Texte intégral
LA COUR DE CASSATION, CHAMBRE COMMERCIALE, a rendu l'arrêt suivant :
Sur le moyen unique :
Vu les articles 1844-7, 7° et 1859 du code civil ;
Attendu, selon l'arrêt attaqué, que la société civile immobilière MBF (la SCI) ayant été mise en liquidation judiciaire par jugement du 7 octobre 1992, la société BNP Paribas (la banque), dont la créance sur la SCI, irrévocablement admise au passif de la procédure collective, était demeurée impayée, a assigné M. X..., associé de la SCI, en paiement de la fraction de cette créance correspondant à sa part dans le capital social ;
Attendu que pour rejeter la fin de non-recevoir tiré de la prescription quinquennale de l'article 1859 du code civil, l'arrêt retient que M. X... ne rapporte pas la preuve que la dissolution de la société aurait été publiée plus de cinq ans avant l'assignation introductive d'instance du 6 juin 2003, étant observé que s'agissant d'une société civile immobilière, la publication de sa dissolution ne se confond pas avec la publication du jugement de liquidation judiciaire ;
Attendu qu'en statuant ainsi, alors que les actions contre les associés non-liquidateurs d'une société civile immobilière se prescrivent par cinq ans à compter de la publication du jugement ordonnant sa liquidation judiciaire, qui emporte dissolution de celle-ci, la cour d'appel a violé les textes susvisés ;
PAR CES MOTIFS :
CASSE ET ANNULE, dans toutes ses dispositions, l'arrêt rendu le 24 janvier 2006, entre les parties, par la cour d'appel d'Aix-en-Provence ; remet, en conséquence, la cause et les parties dans l'état où elles se trouvaient avant ledit arrêt et, pour être fait droit, les renvoie devant la cour d'appel d'Aix-en-Provence, autrement composée ;
Condamne la société BNP Paribas aux dépens ;
Vu l'article 700 du code de procédure civile, la condamne à payer à M. X... la somme de 2 500 euros ; rejette sa demande ;
Dit que sur les diligences du procureur général près la Cour de cassation, le présent arrêt sera transmis pour être transcrit en marge ou à la suite de l'arrêt cassé ;
Ainsi fait et jugé par la Cour de cassation, chambre commerciale, financière et économique, prononcé et signé par Mme Tric, conseiller doyen, en l'audience publique du dix-neuf janvier deux mille dix.

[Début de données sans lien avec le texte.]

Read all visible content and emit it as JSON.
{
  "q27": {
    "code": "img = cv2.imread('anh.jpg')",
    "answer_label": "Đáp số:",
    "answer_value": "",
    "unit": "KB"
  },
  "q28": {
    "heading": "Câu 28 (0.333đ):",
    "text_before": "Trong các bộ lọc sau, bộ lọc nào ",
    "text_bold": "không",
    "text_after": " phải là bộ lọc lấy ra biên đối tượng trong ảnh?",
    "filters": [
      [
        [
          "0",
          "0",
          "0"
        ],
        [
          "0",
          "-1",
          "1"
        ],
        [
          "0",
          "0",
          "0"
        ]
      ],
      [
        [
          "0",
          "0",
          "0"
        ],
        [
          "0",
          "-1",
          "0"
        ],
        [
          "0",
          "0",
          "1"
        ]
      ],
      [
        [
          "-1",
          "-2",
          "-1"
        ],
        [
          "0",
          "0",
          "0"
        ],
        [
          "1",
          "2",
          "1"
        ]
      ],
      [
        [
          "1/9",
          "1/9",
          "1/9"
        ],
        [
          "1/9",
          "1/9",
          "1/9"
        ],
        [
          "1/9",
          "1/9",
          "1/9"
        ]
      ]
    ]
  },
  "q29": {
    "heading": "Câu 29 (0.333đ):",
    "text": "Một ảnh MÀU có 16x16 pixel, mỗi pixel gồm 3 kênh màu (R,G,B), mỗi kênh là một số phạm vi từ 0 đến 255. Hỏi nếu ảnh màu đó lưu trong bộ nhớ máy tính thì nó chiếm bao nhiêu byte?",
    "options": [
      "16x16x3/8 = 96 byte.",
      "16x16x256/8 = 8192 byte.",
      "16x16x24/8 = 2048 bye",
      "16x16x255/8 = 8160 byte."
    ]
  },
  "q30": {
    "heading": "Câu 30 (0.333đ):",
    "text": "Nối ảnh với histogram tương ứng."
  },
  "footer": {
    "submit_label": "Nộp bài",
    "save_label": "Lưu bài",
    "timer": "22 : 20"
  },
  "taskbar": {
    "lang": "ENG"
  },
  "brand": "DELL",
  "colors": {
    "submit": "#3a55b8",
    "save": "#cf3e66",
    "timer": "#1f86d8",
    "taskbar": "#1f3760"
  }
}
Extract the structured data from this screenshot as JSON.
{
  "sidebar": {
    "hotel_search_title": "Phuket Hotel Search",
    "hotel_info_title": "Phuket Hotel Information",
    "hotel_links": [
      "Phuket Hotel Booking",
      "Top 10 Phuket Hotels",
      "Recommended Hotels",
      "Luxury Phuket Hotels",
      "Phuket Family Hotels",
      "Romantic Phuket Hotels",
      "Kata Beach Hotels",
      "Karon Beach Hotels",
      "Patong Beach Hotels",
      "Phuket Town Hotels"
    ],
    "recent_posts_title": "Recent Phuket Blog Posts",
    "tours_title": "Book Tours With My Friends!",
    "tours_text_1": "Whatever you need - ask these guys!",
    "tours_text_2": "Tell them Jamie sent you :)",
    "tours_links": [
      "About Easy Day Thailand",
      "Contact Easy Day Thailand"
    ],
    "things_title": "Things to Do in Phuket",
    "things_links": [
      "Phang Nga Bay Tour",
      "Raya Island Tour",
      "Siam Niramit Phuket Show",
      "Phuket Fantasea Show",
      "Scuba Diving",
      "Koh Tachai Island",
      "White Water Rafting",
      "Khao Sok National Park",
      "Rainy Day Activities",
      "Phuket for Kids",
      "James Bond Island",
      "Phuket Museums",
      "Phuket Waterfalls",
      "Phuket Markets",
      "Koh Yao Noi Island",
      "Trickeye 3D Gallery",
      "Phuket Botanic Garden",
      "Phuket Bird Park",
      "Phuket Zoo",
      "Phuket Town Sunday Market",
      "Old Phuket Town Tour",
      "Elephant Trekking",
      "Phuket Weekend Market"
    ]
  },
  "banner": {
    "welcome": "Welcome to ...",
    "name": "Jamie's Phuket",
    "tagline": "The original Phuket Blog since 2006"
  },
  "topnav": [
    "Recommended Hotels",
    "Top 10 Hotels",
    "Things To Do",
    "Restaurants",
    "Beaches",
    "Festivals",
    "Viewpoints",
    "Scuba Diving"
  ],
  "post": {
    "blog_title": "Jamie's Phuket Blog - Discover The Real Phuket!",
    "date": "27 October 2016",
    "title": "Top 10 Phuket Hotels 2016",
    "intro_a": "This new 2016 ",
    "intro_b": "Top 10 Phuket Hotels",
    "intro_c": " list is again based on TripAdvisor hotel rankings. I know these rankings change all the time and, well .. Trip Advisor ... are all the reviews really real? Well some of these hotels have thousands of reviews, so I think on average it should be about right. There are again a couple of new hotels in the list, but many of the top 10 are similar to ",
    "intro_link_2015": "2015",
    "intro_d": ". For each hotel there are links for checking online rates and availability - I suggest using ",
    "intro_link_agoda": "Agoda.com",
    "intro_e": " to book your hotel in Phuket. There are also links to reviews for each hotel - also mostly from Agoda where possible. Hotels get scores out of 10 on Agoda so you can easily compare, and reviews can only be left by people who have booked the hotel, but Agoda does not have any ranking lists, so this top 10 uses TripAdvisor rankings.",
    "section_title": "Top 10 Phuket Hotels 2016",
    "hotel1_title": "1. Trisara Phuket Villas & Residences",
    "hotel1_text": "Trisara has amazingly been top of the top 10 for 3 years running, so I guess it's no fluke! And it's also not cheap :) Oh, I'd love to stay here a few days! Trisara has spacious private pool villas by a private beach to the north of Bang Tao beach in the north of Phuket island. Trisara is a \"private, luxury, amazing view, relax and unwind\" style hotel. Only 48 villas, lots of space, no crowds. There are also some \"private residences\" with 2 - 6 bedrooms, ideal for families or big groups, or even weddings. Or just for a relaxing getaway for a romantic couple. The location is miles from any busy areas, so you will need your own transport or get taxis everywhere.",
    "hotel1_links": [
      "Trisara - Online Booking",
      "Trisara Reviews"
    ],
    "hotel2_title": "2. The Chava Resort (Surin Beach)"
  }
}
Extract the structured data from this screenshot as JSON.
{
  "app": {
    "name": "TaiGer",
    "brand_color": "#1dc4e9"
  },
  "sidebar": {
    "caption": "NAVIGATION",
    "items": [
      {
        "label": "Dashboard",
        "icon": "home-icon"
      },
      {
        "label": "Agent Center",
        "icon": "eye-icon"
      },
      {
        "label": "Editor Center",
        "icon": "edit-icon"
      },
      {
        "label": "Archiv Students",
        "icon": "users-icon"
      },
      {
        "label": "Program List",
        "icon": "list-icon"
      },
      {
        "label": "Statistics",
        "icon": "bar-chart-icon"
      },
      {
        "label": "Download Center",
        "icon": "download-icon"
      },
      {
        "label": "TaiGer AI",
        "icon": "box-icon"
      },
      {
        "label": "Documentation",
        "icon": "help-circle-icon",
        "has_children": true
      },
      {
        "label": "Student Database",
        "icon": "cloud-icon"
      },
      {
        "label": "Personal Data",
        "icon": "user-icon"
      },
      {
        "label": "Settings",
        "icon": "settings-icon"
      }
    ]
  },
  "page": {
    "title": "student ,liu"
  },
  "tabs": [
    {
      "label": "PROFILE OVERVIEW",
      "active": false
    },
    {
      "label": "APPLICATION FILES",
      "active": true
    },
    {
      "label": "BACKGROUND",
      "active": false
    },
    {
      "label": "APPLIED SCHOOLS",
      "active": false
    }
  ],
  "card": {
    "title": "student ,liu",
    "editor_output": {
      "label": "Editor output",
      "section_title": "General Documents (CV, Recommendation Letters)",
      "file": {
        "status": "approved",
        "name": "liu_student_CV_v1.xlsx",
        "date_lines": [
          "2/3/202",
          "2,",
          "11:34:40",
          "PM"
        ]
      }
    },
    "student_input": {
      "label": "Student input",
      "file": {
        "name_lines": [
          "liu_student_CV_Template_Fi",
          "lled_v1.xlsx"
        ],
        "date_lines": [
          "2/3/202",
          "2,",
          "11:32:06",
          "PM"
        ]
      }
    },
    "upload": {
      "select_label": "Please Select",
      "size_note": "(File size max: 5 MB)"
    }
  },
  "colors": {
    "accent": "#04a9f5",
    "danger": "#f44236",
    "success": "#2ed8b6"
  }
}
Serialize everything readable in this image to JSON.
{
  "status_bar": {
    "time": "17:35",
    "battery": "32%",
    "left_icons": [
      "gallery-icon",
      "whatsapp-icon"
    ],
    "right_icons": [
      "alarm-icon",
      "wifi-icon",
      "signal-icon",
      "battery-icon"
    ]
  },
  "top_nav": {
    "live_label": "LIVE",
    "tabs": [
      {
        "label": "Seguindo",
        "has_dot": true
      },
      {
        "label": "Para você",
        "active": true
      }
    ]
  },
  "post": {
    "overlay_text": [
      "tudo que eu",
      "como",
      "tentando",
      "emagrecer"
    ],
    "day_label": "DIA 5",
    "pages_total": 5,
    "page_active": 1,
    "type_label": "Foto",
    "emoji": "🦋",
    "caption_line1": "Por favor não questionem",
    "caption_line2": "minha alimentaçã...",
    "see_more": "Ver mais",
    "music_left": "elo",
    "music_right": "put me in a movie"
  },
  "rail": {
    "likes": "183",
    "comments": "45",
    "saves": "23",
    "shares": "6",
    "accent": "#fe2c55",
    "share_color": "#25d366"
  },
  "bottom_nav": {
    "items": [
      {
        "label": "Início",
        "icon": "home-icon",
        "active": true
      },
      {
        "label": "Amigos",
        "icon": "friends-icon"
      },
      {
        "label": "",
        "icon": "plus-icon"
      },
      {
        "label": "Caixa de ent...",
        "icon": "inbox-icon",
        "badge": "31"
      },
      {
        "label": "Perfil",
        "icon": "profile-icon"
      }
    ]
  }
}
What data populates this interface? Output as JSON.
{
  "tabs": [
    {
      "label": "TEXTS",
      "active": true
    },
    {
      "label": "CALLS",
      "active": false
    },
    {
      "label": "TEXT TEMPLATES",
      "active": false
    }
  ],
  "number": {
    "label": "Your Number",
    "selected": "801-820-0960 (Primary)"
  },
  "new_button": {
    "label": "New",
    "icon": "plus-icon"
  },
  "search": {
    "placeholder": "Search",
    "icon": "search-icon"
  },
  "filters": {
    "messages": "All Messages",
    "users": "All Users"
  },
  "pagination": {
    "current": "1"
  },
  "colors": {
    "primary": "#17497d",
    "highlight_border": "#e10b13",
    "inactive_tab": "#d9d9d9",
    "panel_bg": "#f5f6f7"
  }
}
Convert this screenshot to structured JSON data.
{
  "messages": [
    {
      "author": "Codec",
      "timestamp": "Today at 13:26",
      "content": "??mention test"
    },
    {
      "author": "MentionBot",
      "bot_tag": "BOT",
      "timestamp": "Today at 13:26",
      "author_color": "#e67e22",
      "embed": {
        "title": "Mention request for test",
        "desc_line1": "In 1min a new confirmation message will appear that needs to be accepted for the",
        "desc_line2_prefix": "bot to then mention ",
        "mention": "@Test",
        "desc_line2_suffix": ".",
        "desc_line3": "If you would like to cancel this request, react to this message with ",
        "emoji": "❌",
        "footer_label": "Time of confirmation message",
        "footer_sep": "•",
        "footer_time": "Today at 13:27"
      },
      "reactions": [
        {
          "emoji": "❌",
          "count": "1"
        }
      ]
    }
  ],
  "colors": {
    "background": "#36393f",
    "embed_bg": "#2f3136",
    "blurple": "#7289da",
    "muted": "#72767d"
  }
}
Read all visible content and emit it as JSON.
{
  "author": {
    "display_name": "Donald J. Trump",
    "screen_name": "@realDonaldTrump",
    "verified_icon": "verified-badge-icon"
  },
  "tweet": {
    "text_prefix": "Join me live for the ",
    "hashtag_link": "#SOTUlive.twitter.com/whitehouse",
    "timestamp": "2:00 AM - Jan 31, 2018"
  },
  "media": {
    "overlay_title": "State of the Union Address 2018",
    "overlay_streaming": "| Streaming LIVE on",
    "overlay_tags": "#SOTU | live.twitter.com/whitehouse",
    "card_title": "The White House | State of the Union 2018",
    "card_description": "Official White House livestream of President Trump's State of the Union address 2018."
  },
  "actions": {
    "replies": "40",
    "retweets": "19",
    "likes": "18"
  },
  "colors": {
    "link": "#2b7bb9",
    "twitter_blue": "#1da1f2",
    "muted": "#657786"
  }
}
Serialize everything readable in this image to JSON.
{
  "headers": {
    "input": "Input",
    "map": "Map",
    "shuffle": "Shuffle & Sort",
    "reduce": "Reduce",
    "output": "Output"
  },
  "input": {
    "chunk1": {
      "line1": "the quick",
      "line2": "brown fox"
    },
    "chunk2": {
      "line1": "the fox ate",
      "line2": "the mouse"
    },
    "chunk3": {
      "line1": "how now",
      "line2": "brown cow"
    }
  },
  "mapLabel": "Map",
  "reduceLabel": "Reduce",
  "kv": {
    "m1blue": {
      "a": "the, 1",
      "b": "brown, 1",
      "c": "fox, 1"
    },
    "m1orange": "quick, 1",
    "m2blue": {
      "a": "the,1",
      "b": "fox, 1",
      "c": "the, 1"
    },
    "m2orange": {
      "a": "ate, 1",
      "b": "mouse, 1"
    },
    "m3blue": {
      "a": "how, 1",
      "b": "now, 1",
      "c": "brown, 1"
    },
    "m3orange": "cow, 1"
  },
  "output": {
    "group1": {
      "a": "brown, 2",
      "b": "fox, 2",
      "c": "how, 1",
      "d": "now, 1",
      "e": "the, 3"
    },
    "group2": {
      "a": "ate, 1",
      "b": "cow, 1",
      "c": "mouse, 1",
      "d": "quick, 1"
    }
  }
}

MOYEN ANNEXE au présent arrêt.
Moyen produit par la SCP Waquet, Farge et Hazan, avocat aux Conseils, pour M. X....
Il est fait grief à l'arrêt infirmatif attaqué d'avoir ordonné le paiement par Richard X... à la société BNP PARIBAS, de la somme de 20.713,36 euros avec intérêts au taux légal à compter du 28 février 2003 et capitalisation des intérêts dus pour une année entière ;
Aux motifs que M. X... n'est pas en droit de se prévaloir de l'expiration de la prescription quinquennale instituée par l'article 1859 du Code civil faute de rapporter la preuve que la dissolution de la société aurait été publiée plus de cinq ans avant l'assignation introductive d'instance du 6 juin 2003, étant observé que s'agissant d'une société civile immobilière, la publication de sa dissolution ne se confond pas avec la publication du jugement de liquidation judiciaire ;
Alors que les actions contre les associés non liquidateurs d'une société civile immobilière se prescrivent par cinq ans à compter de la publication du jugement ordonnant la liquidation judiciaire de la société qui emporte dissolution de celle-ci ; qu'en statuant comme elle l'a fait, la Cour d'appel a violé les articles 1859 et 1844-7-7 du Code civil.